Primé à Cannes pour son charismatique acteur, le nouveau portrait à charge de la bonne société danoise du réalisateur à moitié essoufflé de Festen.
Drôle de carrière que celle de Thomas Vinterberg, débutée tambour battant sur les traces dogmatisée de son maître Lars von Trier avec le brûlot Festen en 1998 (en fait son troisième film, aujourd’hui difficilement regardable), puis poursuivie dans une indifférence polie (et croissante) avec It’s All about Love, Dear Wendy et Submarino.
Son retour en compétition au Festival de Cannes, quatorze ans après la première fois, avait donc des airs de dernière chance, en même temps que de retrouvailles.

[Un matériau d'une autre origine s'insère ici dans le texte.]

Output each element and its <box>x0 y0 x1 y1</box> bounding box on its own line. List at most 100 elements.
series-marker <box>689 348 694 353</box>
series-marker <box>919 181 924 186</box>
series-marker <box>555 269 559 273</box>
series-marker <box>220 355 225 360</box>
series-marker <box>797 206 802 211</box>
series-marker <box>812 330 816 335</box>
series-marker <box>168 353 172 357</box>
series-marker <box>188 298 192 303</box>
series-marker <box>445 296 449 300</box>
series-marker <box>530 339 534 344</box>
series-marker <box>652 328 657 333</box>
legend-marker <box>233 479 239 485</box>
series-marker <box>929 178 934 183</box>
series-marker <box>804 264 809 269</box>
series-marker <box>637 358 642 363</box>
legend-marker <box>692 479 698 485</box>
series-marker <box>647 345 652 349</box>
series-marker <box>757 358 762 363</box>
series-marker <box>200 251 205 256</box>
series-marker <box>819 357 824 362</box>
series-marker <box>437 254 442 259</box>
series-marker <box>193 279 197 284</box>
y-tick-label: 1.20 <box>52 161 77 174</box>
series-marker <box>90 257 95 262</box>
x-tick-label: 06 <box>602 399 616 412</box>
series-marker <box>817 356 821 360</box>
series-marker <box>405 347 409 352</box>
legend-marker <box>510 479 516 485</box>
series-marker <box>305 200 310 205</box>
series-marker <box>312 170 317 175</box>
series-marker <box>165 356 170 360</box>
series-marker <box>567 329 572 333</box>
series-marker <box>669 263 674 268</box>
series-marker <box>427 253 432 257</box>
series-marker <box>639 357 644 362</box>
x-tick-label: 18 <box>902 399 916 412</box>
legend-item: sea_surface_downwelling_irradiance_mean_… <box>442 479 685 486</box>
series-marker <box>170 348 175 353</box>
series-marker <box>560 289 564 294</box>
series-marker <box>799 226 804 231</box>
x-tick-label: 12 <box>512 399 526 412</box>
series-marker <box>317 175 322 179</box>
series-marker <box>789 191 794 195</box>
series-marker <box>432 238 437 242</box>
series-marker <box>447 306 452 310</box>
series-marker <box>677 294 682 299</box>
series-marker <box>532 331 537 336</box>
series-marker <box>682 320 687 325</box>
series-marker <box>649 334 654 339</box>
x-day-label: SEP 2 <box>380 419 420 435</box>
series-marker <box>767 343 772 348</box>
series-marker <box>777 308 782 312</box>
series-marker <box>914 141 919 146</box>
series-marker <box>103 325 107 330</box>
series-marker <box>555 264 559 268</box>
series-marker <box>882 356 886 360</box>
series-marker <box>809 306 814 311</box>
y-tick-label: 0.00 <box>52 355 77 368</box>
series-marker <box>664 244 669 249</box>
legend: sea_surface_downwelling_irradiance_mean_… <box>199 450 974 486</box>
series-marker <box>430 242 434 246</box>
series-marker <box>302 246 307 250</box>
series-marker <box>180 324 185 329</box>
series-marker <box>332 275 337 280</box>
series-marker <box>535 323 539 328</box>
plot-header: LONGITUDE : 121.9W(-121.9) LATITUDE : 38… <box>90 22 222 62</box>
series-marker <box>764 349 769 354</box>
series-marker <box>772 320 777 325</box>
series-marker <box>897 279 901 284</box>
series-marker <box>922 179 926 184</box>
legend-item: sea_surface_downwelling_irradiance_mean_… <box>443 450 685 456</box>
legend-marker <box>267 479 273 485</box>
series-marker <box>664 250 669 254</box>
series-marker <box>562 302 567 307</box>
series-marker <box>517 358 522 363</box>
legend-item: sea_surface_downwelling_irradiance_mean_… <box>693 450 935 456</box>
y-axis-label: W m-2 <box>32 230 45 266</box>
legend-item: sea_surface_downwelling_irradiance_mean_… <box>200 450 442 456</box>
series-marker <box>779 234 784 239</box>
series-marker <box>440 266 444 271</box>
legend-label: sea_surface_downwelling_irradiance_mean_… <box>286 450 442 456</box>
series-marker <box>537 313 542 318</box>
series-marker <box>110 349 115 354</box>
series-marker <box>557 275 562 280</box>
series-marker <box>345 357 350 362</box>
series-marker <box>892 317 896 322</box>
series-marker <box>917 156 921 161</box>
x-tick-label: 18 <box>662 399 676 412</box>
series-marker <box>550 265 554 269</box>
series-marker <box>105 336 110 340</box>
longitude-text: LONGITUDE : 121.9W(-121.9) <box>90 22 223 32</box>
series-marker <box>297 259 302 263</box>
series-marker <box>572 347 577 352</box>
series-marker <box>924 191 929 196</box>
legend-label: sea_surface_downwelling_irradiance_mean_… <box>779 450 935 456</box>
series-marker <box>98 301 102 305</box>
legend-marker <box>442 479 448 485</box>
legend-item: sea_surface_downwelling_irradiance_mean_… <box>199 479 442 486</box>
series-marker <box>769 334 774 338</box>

Bienvenue dans la campagne danoise, sa bourgeoisie étouffante, ses rites de passage entre mâles (la chasse : attention, métaphore), sa bonne conscience qui cache forcément les pires démons… Sauf que le principe de Festen est ici inversé, car dans cette communauté à la tempérance toute sociale-démocrate les gens sont honnêtes, trop honnêtes, ce qui n’empêche pas l’injustice de s’y loger sans crier gare.
C’est dans l’installation du drame que Vinterberg est le meilleur, lorsqu’il filme calmement, implacablement, le quotidien d’un brave type (Mads Mikkelsen, prix d’interprétation mérité à Cannes) s’effondrant à la suite d’une accusation mensongère de pédophilie.
L’acteur de Pusher et Casino Royale est le meilleur argument du film, son physique (de brute) à contre-emploi produisant une certaine ambiguïté que le cinéaste a par ailleurs tendance à délaisser.
C’est que Vinterberg, tout occupé à son exposé sur la lâcheté, ne cesse, dans la seconde moitié du film, d’enfoncer les portes ouvertes. À malin, malin et demi ; à coups de poing, gros coup de boule (la scène du supermarché, facile).
Lorsque la honte change de camp, forcément, le spectateur jubile, excité par l’odeur du sang. Éternelle faillite de ce cinéma de faits divers qui joue à acculer ses personnages (récemment Después de Lucía, À perdre la raison), à les humilier pour qu’ils n’aient d’autre choix que de “vider l’abcès” – mais quoi de plus aisé, quand on a soi-même mis autant d’efforts à le remplir ?
Heureusement, La Chasse ne tombe pas complètement dans ce travers et se rattrape in extremis par une belle fin.